The long-term DNEL for the general population for dermal systemic effects is based on a subacute repeated dose oral toxicity study in rats performed according to OECD 407 and GLP (Beerens-Heijnen, 2009). In this study, no spontaneous mortality occurred during the study period and no effects on body weight, body weight gain and food consumption were observed. However, one male and one female at 1000 mg/kg bw/d were killed in extremis, showing several clinical signs (lethargy, hunched posture, laboured respiration and rales, swelling of the abdomen, piloerection, diarrhoea, salivation, ptosis, hypothermia, dehydration and lean appearance).

The histopathologic examination of both animals sacrificed revealed minimal/slight erosions in the forestomach, correlating to the irregular surface recorded at necropsy, slight red pulp atrophy of the spleen and slight/moderate lymphoid atrophy of the thymus, correlating to the reduced thymus size recorded at necropsy.

Based on the results of this study, the NOAEL for Methylparaben was considered to be 250 mg/kg bw/d.

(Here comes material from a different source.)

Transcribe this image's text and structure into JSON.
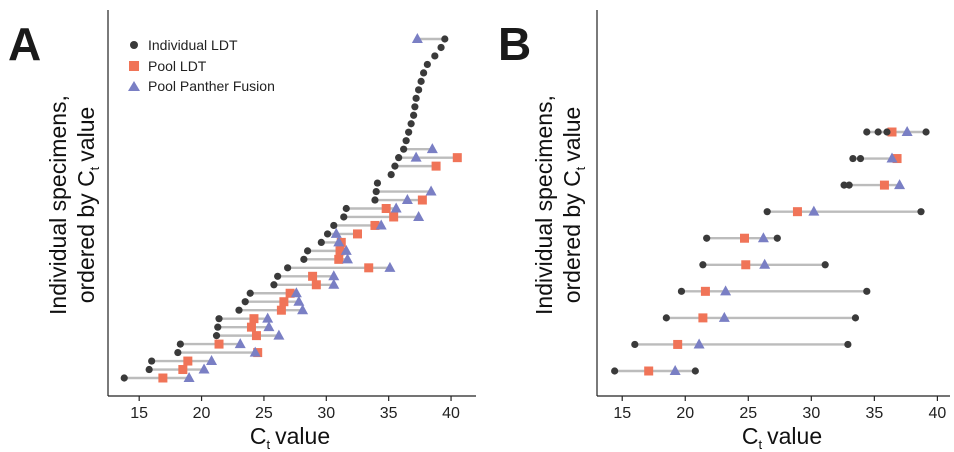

There is no dermal repeated dose toxicity study available. The subacute repeated dose oral toxicity study was chosen as the starting point for deriving the DNEL since the study represents the most sensitive NOAEL among the valid studies. To convert the oral NOAEL [mg/kg bw/d] into a dermal NOAEL [mg/kg bw/d], the differences in absorption between routes, the differences in duration of exposure as well as differences in dermal absorption between rats and humans have to be accounted for (Guidance on information requirements and chemical safety assessment. Chapter R.8: Characterisation of dose [concentration]-response for human health, ECHA, Version 2.1, November 2012).

Data on dermal absorption of Methylparaben show that the dermal absorption of Methylparaben lies at 84.7% in human skin (Fasano, 2004).

A QSAR calculation regarding the dermal absorption of Sodium Methylparaben resulted in ca. 80% dermal absorption.

 

The long-term DNEL for the general population for inhalation systemic effects is again based on the subacute repeated dose oral toxicity study in rats performed according to OECD 407 and GLP (Beerens-Heijnen, 2009). This study was chosen as the starting point for deriving the DNEL since there is no inhalation repeated dose toxicity study and due to the fact that this study represented the most sensitive NOAEL among the valid studies. According to the “Guidance on information requirements and chemical safety assessment. Chapter R.8: Characterisation of dose [concentration]-response for human health” (ECHA, Version 2.1, November 2012), the oral NOAEL has to be converted into an inhalatory NAEC: the oral dose for the rat is converted to the corresponding air concentration using a standard breathing volume for the rat (1.15 m³/kg for 24 h exposure). Considering these differences, the corrected starting point is a NAEC of 217.4 mg/m³. The absorption via the inhalative route is considered to be in the same order as via the oral route.

 

The long-term DNEL for the general population for oral systemic effects is directly derived from the subacute repeated dose oral toxicity study in rats performed according to OECD 407 and GLP (Beerens-Heijnen, 2009). Since this study represented the most sensitive NOAEL among the valid studies, it was chosen as the starting point for deriving the DNEL.